According to a Cullman County Economic Development press release, ADECA funding is expected to continue through 2010.

Kitchens said the grant money has been used to pay for design and engineering services, environmental studies, wetlands delineation, surveying and other services necessary before the park can be opened to the public.

"It costs a lot of money to do these things. If the county had to do it on its own, we would not be able to do it," said Kitchens who added the county has about $250,000 left over from the most recent ADECA grant. This money, he said, will be used to build a park office. "Our grants have been what has paid for this."

Sellers said workers also will be enhancing roads, trails and other paths at the park to make them more user-friendly.

"What we're trying to do is make it where no matter where someone goes - they get on a trail - it comes right back to that main core," Sellers said. "They can't get lost."

Kitchens said, "As soon as we can do all this and get our trails marked, laid out and built, by this fall we'll be able to come in here and be able to ride."

Bill St. John, the president of St. John & Associates, Inc. the Cullman-based company hired to provide the park's master plan, said the facility will not be for all-terrain motor vehicle enthusiasts alone.

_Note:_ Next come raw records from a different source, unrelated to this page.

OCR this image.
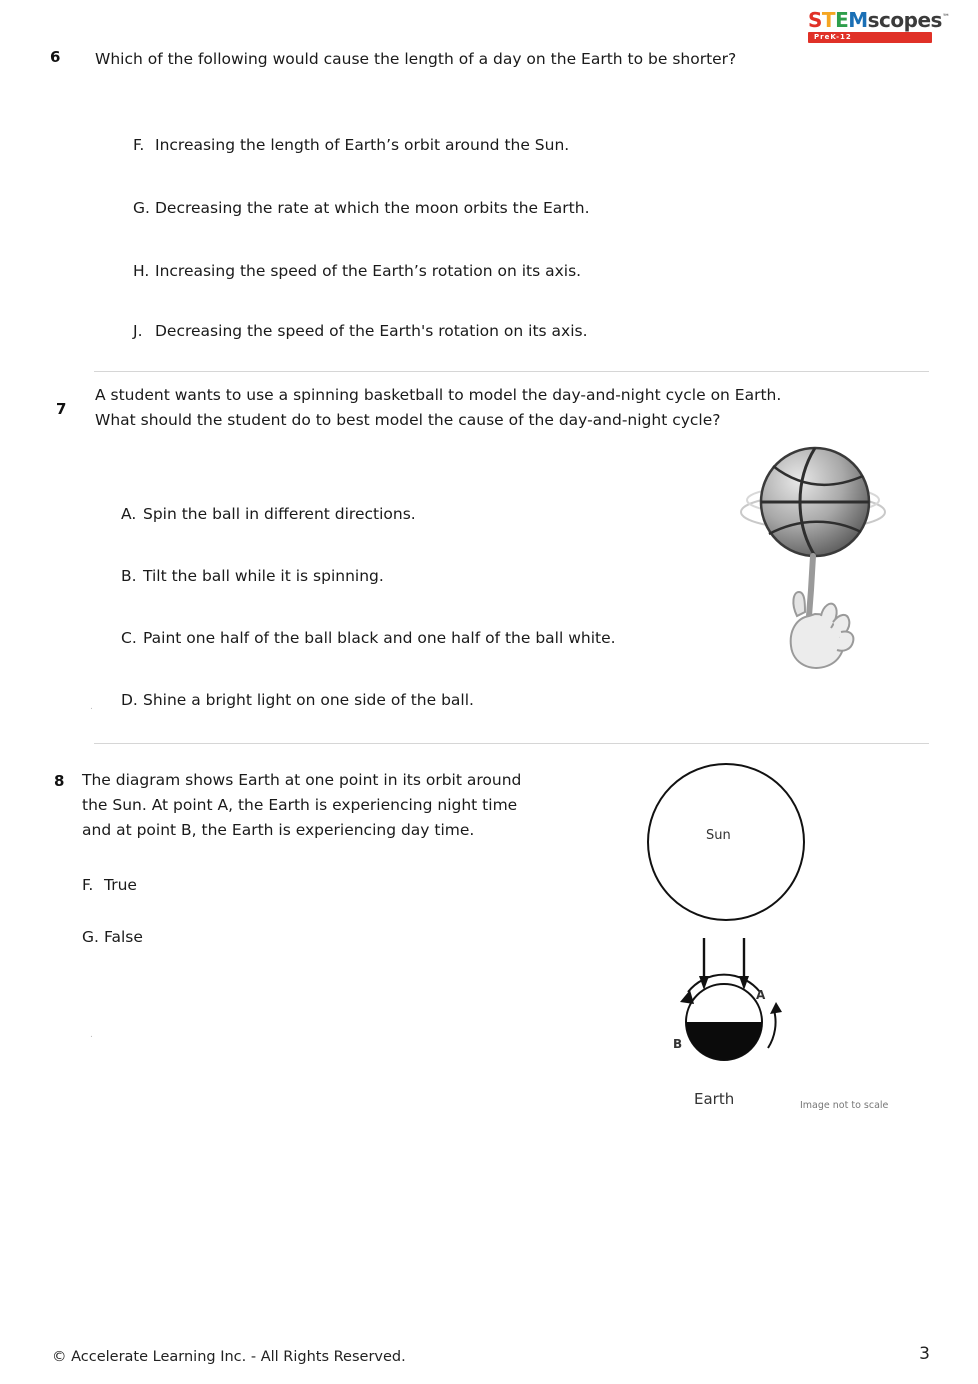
STEMscopes™
PreK-12
6 Which of the following would cause the length of a day on the Earth to be shorter?
F. Increasing the length of Earth’s orbit around the Sun.
G. Decreasing the rate at which the moon orbits the Earth.
H. Increasing the speed of the Earth’s rotation on its axis.
J. Decreasing the speed of the Earth's rotation on its axis.
7
A student wants to use a spinning basketball to model the day-and-night cycle on Earth.
What should the student do to best model the cause of the day-and-night cycle?
A. Spin the ball in different directions.
B. Tilt the ball while it is spinning.
C. Paint one half of the ball black and one half of the ball white.
D. Shine a bright light on one side of the ball.
.
8 The diagram shows Earth at one point in its orbit around
the Sun. At point A, the Earth is experiencing night time
and at point B, the Earth is experiencing day time.
F. True
G. False
.
Sun
A
B
Earth	Image not to scale
© Accelerate Learning Inc. - All Rights Reserved.	3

While he said the biggest portion of the park will have double-track trails, which are ideal for 4-wheelers and other ATVs, he added, "20 percent of the facility is planned for single-track trails for use by motorcycles, bicycles and equestrian."

St. John said these trails will be segregated by use, and occasionally rotated to provide users with new scenery.

"You don't want your horses interacting with your motorized vehicles," Danford said.

Also planned for the park is an environmental education center as well as an environmental education walk, where environmentally sensitive areas will be accessible.

"We tried to make the best use of the property we could," St. John said. "We kind of let the property determine what the best use would be."

Other plans include construction of an entrance kiosk, bath houses, campgrounds and an ATV training pavilion.

Danford said the funds garnered from ADECA stipulate the majority of the park be dedicated to use by motorized vehicles.

Along with Sellers, the county hired Cheri Hulsey to serve as the park's assistant director. Hulsey, who Kitchens said is being paid about $12 per hour, previously worked for the City of Cullman's Heritage Park.

Hulsey said going from management of a 72-acre facility to one more than 20 times its size, is a challenge she is eager to take on.

Stony Lonesome OHV Park, which will be open throughout the year, is located at 8323 Alabama Highway 69 South.